Pero si lo que quieren es enmascarar en esos postulados nobles su intención de que el Congreso de Oaxaca inaplique lo establecido en la Constitución federal entonces no sólo estará cometiendo un despropósito, sino que también estará reiterando el autoengaño: esté o no lo que ellos quieren en la ley estatal, de todos modos el contenido íntegro de la reforma educativa será vigente y aplicable en Oaxaca a partir del 1 de enero de 2015, y esas reglas también les aplicarán a ellos.

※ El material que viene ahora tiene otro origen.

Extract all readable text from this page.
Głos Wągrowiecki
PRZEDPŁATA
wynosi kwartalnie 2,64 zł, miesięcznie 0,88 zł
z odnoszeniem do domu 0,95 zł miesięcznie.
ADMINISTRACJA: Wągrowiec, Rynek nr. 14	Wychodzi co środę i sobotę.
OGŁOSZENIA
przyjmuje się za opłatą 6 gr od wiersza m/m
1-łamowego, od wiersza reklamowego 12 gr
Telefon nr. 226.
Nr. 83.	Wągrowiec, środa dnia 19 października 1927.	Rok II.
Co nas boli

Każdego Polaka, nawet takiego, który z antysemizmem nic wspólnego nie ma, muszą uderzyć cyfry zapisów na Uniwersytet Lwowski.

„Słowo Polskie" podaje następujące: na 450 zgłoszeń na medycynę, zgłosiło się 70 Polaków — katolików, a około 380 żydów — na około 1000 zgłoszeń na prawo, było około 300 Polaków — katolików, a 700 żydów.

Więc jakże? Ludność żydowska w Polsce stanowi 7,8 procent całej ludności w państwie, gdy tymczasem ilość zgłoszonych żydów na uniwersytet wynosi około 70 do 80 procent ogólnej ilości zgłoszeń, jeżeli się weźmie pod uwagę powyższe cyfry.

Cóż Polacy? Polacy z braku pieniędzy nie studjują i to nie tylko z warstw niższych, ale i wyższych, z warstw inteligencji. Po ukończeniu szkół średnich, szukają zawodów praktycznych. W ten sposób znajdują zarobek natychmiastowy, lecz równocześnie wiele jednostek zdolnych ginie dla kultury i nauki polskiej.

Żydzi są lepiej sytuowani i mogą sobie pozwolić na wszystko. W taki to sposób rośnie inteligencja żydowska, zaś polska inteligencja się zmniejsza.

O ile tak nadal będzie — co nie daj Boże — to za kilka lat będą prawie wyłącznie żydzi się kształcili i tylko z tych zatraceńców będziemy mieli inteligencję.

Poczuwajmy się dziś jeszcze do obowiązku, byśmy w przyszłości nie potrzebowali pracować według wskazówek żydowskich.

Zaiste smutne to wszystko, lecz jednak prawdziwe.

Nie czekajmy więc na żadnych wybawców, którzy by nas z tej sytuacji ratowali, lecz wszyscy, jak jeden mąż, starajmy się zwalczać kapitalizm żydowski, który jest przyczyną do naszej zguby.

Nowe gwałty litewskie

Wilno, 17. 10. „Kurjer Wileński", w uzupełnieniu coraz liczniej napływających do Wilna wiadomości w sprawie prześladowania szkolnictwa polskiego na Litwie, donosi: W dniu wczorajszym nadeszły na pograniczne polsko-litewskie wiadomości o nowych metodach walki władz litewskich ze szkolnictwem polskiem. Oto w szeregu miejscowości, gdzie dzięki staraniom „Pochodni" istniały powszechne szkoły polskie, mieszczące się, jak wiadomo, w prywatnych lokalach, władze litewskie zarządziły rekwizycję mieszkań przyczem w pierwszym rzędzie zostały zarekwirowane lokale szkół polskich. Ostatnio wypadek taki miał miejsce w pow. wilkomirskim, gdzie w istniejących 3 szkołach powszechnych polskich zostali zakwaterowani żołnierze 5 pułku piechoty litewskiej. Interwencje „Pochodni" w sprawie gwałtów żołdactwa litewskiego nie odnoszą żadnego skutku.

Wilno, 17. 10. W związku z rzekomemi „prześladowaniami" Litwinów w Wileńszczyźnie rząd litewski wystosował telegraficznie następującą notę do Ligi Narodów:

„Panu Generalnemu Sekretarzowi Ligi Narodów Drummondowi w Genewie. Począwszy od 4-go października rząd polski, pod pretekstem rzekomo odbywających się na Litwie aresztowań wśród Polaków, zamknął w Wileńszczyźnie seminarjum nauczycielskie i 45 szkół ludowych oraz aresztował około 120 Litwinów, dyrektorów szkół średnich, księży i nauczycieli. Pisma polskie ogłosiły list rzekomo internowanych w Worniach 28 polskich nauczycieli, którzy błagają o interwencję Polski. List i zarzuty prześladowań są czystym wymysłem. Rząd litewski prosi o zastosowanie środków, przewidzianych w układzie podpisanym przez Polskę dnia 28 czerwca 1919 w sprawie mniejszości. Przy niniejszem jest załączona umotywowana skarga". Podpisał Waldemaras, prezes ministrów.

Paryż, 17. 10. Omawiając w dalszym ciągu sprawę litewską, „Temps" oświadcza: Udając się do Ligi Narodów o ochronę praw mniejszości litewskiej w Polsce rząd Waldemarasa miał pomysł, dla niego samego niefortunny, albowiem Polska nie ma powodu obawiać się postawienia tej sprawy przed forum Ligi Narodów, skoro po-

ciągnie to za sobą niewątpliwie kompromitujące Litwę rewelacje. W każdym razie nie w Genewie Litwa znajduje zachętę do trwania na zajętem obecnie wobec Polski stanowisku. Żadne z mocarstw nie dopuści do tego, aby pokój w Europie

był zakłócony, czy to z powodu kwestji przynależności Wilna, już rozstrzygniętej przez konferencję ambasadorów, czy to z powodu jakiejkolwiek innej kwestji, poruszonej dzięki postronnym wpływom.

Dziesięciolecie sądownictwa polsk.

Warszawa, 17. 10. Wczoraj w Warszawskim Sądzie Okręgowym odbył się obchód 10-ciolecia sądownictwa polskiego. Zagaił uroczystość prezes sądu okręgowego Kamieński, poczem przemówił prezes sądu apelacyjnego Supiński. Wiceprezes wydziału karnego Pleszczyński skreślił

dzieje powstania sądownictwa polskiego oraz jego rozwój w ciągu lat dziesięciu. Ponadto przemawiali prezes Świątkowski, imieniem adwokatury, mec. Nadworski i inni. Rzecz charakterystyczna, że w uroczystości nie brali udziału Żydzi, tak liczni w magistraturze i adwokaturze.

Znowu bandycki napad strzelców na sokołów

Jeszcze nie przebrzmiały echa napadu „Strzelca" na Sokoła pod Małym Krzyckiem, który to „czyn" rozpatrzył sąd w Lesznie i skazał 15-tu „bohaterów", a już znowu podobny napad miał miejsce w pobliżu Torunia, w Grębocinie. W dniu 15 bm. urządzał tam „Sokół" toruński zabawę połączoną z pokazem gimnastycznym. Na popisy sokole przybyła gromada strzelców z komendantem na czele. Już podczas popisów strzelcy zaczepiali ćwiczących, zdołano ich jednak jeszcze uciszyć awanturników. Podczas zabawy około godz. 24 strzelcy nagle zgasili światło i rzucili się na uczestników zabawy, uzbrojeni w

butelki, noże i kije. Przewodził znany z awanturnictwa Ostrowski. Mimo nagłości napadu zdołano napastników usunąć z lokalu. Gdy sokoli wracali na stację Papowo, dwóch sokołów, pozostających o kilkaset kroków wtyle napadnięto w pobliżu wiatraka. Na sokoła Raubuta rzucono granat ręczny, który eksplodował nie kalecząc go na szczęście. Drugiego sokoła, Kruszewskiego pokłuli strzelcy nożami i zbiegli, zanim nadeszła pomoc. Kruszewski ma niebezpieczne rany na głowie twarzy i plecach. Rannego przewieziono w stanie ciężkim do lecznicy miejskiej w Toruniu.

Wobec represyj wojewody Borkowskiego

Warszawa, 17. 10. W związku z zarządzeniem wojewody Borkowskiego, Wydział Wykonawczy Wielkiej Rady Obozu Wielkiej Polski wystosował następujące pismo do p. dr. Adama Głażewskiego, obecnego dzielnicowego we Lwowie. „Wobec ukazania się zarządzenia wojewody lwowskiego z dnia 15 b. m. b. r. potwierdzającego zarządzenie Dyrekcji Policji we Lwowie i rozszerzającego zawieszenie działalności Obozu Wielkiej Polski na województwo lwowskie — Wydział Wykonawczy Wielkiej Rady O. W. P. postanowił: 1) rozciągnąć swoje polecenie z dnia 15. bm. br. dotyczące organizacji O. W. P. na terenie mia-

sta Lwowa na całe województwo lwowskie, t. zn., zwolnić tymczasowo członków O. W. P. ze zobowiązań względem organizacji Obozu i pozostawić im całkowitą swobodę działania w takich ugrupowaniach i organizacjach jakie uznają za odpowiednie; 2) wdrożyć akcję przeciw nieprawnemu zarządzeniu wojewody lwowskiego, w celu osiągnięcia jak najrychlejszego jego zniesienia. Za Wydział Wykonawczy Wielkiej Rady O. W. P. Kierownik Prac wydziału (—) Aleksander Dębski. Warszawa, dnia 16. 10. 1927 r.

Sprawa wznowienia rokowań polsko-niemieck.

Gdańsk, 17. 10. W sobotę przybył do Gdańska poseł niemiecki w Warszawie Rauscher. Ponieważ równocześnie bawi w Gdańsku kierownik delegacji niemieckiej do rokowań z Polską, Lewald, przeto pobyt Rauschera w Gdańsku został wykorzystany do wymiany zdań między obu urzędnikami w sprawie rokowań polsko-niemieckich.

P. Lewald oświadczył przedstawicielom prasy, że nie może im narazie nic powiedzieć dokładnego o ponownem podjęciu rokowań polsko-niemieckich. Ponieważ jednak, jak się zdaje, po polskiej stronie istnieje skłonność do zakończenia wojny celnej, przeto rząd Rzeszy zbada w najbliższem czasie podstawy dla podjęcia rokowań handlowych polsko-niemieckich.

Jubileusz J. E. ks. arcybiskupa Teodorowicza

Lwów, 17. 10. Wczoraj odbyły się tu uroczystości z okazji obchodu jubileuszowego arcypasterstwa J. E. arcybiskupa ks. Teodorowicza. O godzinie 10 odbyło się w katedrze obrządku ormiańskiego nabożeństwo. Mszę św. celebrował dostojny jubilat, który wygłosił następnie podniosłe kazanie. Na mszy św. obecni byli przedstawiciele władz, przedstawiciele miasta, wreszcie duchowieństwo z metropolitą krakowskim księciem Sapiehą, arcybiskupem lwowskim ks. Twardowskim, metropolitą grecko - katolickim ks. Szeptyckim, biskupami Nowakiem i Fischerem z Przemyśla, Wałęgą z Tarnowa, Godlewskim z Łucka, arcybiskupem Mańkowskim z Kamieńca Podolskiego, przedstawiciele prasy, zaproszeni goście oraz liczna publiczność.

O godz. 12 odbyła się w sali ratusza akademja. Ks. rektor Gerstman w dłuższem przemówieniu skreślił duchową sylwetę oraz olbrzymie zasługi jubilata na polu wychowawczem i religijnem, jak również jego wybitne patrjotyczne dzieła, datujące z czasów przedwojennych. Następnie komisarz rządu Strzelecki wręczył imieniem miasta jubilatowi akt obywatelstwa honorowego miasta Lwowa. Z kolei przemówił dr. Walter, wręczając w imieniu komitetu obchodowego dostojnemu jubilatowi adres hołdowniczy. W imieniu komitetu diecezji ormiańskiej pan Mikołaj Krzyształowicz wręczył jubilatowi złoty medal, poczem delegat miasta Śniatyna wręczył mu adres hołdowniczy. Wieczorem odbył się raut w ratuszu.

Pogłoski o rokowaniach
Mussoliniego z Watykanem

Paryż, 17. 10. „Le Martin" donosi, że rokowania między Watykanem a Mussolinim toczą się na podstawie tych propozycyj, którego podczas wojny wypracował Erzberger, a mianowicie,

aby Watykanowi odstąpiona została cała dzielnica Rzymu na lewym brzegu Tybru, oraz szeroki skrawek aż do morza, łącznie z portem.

Al final, parece que los maestros oaxaqueños están llevando a cabo todas esas acciones sólo para dejar constancia que dieron la batalla, aunque sabiendo de antemano que la van a perder. Están emprendiendo acciones para demostrar su inconformidad. Pero en realidad no están haciendo nada para conseguir los objetivos que se supone que se trazaron para cumplir y no sólo para contemplar.

ARMONIZACIÓN
La “gran” reforma que necesitan hacer los diputados oaxaqueños no tiene mucha ciencia. Más bien, están buscándole tantos pies al gato como sea posible. Al final, lo que van a terminar haciendo —y de todos modos habrá conflicto— es remitir todos los temas importantes de la Ley Estatal de Educación a lo que establecen las normas federales aplicables a cada caso concreto. Es, pues, algo así como una remisión simple. Todo lo que se aparte de eso será objeto de una nueva controversia constitucional. El tiempo lo dirá.